Jucá e Raupp respondem por corrupção passiva e lavagem de dinheiro por supostos desvios na Transpetro, subsidiária da Petrobrás.

As informações foram divulgadas pela Secretaria de Comunicação Social da Procuradoria.

Nos recursos, os ex-senadores pedem ao Supremo que designe a competência para julgamento dos casos à Justiça Federal no Distrito Federal.

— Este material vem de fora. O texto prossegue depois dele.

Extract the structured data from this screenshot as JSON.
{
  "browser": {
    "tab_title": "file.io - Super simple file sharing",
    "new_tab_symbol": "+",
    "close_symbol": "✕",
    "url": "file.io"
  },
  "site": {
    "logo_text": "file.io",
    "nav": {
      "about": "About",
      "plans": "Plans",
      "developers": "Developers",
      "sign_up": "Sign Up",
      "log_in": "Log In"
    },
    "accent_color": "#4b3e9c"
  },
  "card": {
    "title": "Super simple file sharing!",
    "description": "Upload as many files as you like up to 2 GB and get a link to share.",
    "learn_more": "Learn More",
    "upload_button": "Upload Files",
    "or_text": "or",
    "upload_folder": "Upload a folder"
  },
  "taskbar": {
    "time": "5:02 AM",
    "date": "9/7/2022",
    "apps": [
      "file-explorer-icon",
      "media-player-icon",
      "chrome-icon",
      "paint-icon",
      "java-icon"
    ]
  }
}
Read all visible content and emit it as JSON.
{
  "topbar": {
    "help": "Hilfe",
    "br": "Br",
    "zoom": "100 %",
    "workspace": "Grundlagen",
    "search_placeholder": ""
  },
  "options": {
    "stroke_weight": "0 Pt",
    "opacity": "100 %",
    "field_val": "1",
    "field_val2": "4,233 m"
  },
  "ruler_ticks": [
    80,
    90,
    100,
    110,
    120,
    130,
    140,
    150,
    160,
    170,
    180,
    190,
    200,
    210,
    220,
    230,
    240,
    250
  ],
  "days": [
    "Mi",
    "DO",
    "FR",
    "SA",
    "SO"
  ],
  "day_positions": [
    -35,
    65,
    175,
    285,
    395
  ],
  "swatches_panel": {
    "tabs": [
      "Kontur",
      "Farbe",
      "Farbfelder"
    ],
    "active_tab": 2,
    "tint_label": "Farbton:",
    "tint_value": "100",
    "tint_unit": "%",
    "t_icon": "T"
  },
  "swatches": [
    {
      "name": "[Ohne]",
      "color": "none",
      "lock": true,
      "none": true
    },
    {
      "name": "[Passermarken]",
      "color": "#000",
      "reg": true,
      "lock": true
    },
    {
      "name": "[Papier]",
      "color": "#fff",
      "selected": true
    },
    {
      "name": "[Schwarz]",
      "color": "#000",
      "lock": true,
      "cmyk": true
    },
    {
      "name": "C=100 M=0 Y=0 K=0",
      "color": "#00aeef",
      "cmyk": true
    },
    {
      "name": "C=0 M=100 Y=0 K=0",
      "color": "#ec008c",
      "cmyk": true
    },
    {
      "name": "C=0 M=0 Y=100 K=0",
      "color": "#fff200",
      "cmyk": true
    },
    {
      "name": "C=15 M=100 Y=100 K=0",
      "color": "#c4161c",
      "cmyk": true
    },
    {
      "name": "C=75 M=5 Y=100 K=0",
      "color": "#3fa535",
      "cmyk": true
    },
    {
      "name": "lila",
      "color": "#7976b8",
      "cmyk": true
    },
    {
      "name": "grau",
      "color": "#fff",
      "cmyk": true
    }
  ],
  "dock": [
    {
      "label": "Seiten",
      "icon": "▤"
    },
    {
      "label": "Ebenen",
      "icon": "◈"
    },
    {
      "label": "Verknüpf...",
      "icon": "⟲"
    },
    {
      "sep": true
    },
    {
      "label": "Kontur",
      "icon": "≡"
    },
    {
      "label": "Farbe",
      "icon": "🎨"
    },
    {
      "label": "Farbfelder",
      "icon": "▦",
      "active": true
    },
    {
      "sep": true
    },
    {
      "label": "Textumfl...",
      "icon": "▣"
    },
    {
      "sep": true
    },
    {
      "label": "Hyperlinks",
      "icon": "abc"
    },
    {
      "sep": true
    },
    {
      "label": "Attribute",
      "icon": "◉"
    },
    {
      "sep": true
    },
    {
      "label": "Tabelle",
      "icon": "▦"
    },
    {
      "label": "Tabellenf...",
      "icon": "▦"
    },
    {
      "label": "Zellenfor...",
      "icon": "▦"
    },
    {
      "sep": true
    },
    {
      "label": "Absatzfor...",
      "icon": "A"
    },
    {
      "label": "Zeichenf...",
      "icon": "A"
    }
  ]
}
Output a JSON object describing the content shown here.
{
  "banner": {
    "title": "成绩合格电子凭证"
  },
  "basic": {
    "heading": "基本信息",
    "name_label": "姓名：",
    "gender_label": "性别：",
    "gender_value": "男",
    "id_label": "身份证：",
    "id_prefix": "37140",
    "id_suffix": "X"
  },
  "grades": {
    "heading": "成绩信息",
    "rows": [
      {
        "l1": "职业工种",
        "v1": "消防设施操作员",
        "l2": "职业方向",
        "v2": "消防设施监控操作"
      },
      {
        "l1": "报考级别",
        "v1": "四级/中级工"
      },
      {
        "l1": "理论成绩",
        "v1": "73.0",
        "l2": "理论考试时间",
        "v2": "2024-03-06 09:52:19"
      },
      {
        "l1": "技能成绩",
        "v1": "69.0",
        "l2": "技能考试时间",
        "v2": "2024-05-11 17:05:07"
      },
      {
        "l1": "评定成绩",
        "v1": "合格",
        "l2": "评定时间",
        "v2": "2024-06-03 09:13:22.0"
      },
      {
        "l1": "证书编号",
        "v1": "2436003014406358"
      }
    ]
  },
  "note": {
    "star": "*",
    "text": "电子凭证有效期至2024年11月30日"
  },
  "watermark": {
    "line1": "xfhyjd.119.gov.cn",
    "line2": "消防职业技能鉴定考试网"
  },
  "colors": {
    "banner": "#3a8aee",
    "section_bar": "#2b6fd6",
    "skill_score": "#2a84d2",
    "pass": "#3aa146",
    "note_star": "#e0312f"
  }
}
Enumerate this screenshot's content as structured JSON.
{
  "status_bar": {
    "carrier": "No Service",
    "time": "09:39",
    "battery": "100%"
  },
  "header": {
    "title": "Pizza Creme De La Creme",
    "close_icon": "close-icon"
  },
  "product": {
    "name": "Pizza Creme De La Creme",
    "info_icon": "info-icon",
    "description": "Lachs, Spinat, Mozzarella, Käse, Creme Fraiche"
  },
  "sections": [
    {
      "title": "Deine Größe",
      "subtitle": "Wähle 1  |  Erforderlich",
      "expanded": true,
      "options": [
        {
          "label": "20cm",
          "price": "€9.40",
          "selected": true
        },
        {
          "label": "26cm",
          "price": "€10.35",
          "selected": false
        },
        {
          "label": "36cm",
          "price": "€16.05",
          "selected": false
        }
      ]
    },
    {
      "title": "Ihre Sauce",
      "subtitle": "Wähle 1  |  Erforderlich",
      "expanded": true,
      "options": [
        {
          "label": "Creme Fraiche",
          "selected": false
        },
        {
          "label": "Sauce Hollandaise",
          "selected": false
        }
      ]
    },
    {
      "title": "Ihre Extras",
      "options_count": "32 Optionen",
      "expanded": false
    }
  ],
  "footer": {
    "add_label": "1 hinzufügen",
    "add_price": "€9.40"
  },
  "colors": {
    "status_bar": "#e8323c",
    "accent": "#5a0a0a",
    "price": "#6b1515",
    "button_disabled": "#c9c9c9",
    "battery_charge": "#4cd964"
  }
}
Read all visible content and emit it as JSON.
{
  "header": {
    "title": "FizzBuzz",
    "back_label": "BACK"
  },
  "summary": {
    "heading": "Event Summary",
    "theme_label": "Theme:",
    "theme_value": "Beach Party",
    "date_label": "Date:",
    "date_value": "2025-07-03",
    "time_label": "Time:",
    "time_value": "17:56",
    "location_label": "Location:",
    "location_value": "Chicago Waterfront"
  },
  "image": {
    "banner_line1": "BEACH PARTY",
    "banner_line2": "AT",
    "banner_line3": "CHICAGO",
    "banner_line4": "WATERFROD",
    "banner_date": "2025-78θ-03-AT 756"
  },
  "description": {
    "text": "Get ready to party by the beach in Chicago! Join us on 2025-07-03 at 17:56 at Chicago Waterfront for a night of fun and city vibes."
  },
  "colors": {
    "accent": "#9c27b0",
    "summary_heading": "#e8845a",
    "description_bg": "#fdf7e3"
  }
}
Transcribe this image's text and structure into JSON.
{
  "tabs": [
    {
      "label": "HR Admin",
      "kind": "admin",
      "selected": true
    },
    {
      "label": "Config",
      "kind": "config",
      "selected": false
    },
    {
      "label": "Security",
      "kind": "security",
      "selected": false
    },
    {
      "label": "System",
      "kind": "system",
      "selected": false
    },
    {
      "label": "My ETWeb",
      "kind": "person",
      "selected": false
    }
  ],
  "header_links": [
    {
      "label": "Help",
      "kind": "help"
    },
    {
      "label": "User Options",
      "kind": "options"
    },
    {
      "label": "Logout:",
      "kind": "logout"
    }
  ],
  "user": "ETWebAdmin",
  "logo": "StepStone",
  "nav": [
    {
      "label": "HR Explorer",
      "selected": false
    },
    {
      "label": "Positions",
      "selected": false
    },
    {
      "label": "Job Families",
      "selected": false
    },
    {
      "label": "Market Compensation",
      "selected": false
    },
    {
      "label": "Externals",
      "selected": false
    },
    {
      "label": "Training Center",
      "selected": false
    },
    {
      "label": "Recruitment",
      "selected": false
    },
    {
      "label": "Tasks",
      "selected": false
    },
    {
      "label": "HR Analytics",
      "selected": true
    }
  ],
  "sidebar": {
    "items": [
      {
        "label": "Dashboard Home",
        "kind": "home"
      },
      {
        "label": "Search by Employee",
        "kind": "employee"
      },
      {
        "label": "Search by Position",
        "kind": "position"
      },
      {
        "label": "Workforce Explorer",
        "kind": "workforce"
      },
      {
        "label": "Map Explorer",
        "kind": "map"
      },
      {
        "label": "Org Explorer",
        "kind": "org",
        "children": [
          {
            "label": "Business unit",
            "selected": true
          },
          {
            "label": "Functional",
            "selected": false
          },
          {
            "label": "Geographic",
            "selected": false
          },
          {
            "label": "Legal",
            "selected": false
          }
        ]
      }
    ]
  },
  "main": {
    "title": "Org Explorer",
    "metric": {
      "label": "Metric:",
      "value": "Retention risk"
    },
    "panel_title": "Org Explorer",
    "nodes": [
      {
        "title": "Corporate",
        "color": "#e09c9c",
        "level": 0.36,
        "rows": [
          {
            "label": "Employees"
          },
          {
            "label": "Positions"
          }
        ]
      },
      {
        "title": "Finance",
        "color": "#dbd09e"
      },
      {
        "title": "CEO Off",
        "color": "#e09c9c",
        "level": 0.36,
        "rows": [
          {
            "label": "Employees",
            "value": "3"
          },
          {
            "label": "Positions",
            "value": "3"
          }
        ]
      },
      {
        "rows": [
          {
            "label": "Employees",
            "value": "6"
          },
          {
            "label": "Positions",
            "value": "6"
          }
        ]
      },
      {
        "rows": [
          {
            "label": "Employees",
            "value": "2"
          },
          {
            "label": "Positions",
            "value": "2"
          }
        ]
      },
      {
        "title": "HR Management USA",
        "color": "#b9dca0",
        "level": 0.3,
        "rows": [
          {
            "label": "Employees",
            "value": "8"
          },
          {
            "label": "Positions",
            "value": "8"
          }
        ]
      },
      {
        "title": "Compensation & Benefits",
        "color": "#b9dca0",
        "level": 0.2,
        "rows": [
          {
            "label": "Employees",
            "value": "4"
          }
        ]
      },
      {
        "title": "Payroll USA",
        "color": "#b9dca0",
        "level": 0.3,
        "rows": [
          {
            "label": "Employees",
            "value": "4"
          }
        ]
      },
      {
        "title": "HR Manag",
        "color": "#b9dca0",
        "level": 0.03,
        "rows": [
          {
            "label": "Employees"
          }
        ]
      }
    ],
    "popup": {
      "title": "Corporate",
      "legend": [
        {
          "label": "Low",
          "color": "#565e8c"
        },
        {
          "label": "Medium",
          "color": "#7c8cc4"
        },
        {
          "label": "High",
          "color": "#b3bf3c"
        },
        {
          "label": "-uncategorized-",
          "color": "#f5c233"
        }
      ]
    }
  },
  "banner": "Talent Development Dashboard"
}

Jucá ainda indica a Justiça Federal em Roraima, onde alguns dos crimes pelos quais responde teriam sido cometidos.

A Procuradoria defende a manutenção dos processos no Fórum Federal de Curitiba, onde surgiu a Operação Lava Jato, maior investigação já deflagrada no país contra a corrupção – a partir da descoberta de um incrível cartel de empreiteiras que se instalou em diretorias estratégicas da Petrobrás.

Para a PGR, as decisões monocráticas, do ministro Edson Fachin, ‘estão corretas e devem ser mantidas’.

As defesas de Jucá e Raupp alegam, nos agravos, que a questão do Juízo competente para processar os agentes não detentores de foro por prerrogativa de função deve ser analisada e decidida pela regra geral do artigo 70 do Código Penal, que fixa a competência territorial conforme o lugar de cometimento da infração penal.

Para a PGR, no entanto, os fatos ilícitos de que trata o Inquérito 4.215/DF, no qual Jucá e Raupp são investigados, ‘estão de forma evidente associados ao esquema criminoso instituído na Petrobrás’.

Conforme já decidido pelo próprio STF no Inquérito 4.130 e no Habeas Corpus 132.295/PR, todos os processos que integrem as investigações da Operação Lava Jato e que tenham relação com desvios na Petrobrás são de competência da 13.ª Vara Federal de Curitiba.

“O fato de os acertos e as solicitações de vantagens indevidas terem ocorrido na cidade do Rio de Janeiro, ou em Brasília não tem o condão de modificar o contexto em que ocorreram as solicitações de vantagem indevida, tampouco a origem da propina recebida”, sustenta a Procuradoria.

Os ex-senadores afirmam que a suposta solicitação de vantagem indevida que lhes é imputada teria ocorrido em Brasília.

Jucá alega, ainda, que os supostos crimes de lavagem de dinheiro, a ele também atribuídos, decorrentes da transferência de valores pela empresa NM Engenharia ao Diretório Político do MDB em Roraima, teriam ocorrido nesse estado.

Os acertos para as transferências, por sua vez, teriam sido feitos no escritório de Sérgio Machado, então presidente da Transpetro, no Rio.

Precedentes – Nos pareceres, a PGR cita ainda precedentes nos quais o Supremo remeteu à 13.ª Vara Federal de Curitiba feitos e cópias de termos de delação envolvendo fatos inseridos no contexto ilícito da Transpetro.

Para Raquel Dodge, mesmo que Petrobrás e Transpetro sejam pessoas jurídicas formalmente distintas, ‘a forma societária da empresa de transportes torna indissociáveis os danos por ela sofridos, já que, em última análise, também atingiram a petrolífera, o que estabelece a mesma competência jurisdicional’.

A Procuradoria-Geral defende que a determinação do STF pela competência da Justiça Federal em Curitiba para julgamento dos feitos relacionados a crimes com danos à Petrobrás investigados pela Lava Jato ‘serve para evitar a fragmentação das investigações, de modo que seu prosseguimento não seja inviabilizado ou obstaculizado’.